If your credit is decent but not excellent, ordinarily you would not qualify for the best interest rates for loans. But with Earnest, if you have a good education, high earning potential and have demonstrated responsible spending patterns and credit handling behavior, you could qualify for a 12-month loan with low interest rates. Earnest requires prospective borrowers to submit far more information than conventional loan applications, including access to LinkedIn profiles. Loan processing can also be slow, so Earnest isn’t the best choice to deal with financial emergencies.

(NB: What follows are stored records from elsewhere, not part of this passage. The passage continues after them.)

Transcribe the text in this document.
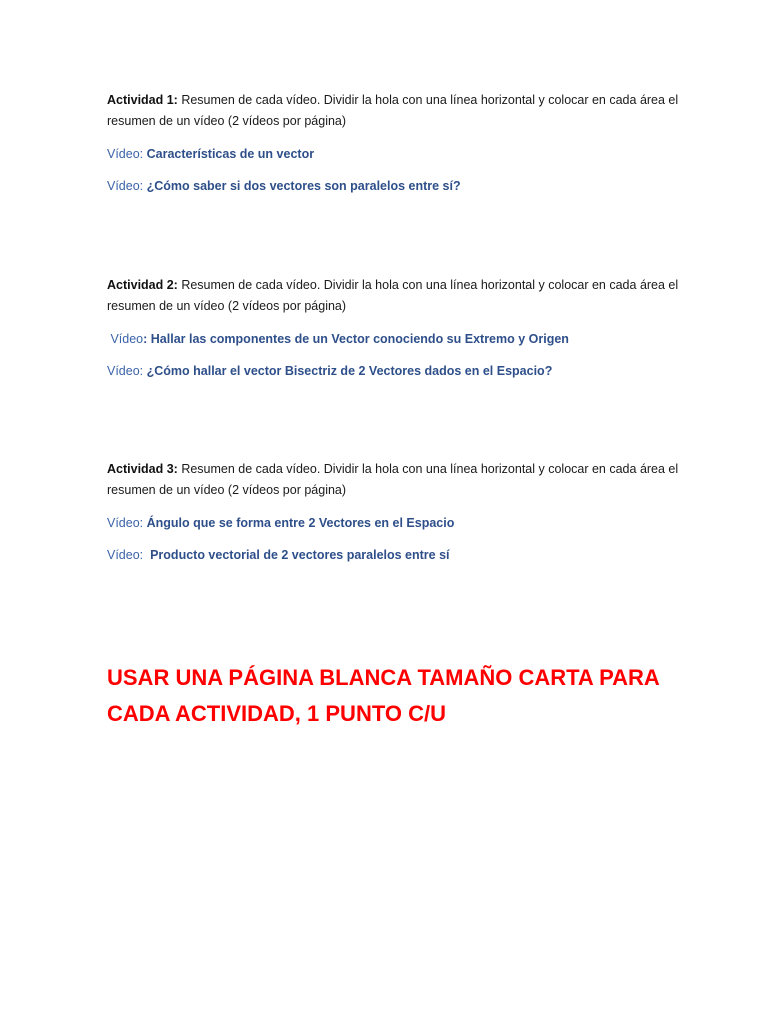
Actividad 1: Resumen de cada vídeo. Dividir la hola con una línea horizontal y colocar en cada área el resumen de un vídeo (2 vídeos por página)

Vídeo: Características de un vector

Vídeo: ¿Cómo saber si dos vectores son paralelos entre sí?

Actividad 2: Resumen de cada vídeo. Dividir la hola con una línea horizontal y colocar en cada área el resumen de un vídeo (2 vídeos por página)

Vídeo: Hallar las componentes de un Vector conociendo su Extremo y Origen

Vídeo: ¿Cómo hallar el vector Bisectriz de 2 Vectores dados en el Espacio?

Actividad 3: Resumen de cada vídeo. Dividir la hola con una línea horizontal y colocar en cada área el resumen de un vídeo (2 vídeos por página)

Vídeo: Ángulo que se forma entre 2 Vectores en el Espacio

Vídeo:  Producto vectorial de 2 vectores paralelos entre sí

USAR UNA PÁGINA BLANCA TAMAÑO CARTA PARA CADA ACTIVIDAD, 1 PUNTO C/U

Payoff is designed to allow people with at least 5,000 dollars in credit card debt to take loans to pay off their balances. Prospective borrowers must have credit scores in the mid-600 range, along with disposable income of at least 1,000 per month, a debt-to-income ratio of no more than 50% and no payments more than 90 days late during the previous 12 months.

Alternatives for HELOCs when you have fair credit

Prosper is a marketplace lending platform. Borrowers first pass a preliminary credit screening before being allowed to submit a full application. After the pre-screening process, prospective borrowers prepare detailed profiles that are posted on the Prosper website, where borrowers can choose to fund part, all or none of each particular request. Borrowers only receive their funds when they have collected enough donations to fully fund their requested loan amount – which can be a very lengthy process. 

LendingClub takes a different approach to marketplace lending. Instead of posting profiles online, prospective borrowers submit preliminary applications to generate a soft credit pull and produce one or more loan offers. After choosing an offer, borrowers submit more detailed applications. The online application process produces a response within minutes. Approved borrowers receive their funds within days. 

For active military personnel and veterans, along with eligible family members, USAA represents one of the best available lending options. Borrowers must have good or excellent credit to qualify for USAA loans.

Pentagon Federal Credit Union, commonly known as Pen Fed, is located in Alexandria, Virginia and is the third largest credit union in the United States, with more than 1.4 million members. The maximum repayment period for Pen Fed loans is 60 months. Borrowers must be members of the credit union to be eligible for loans.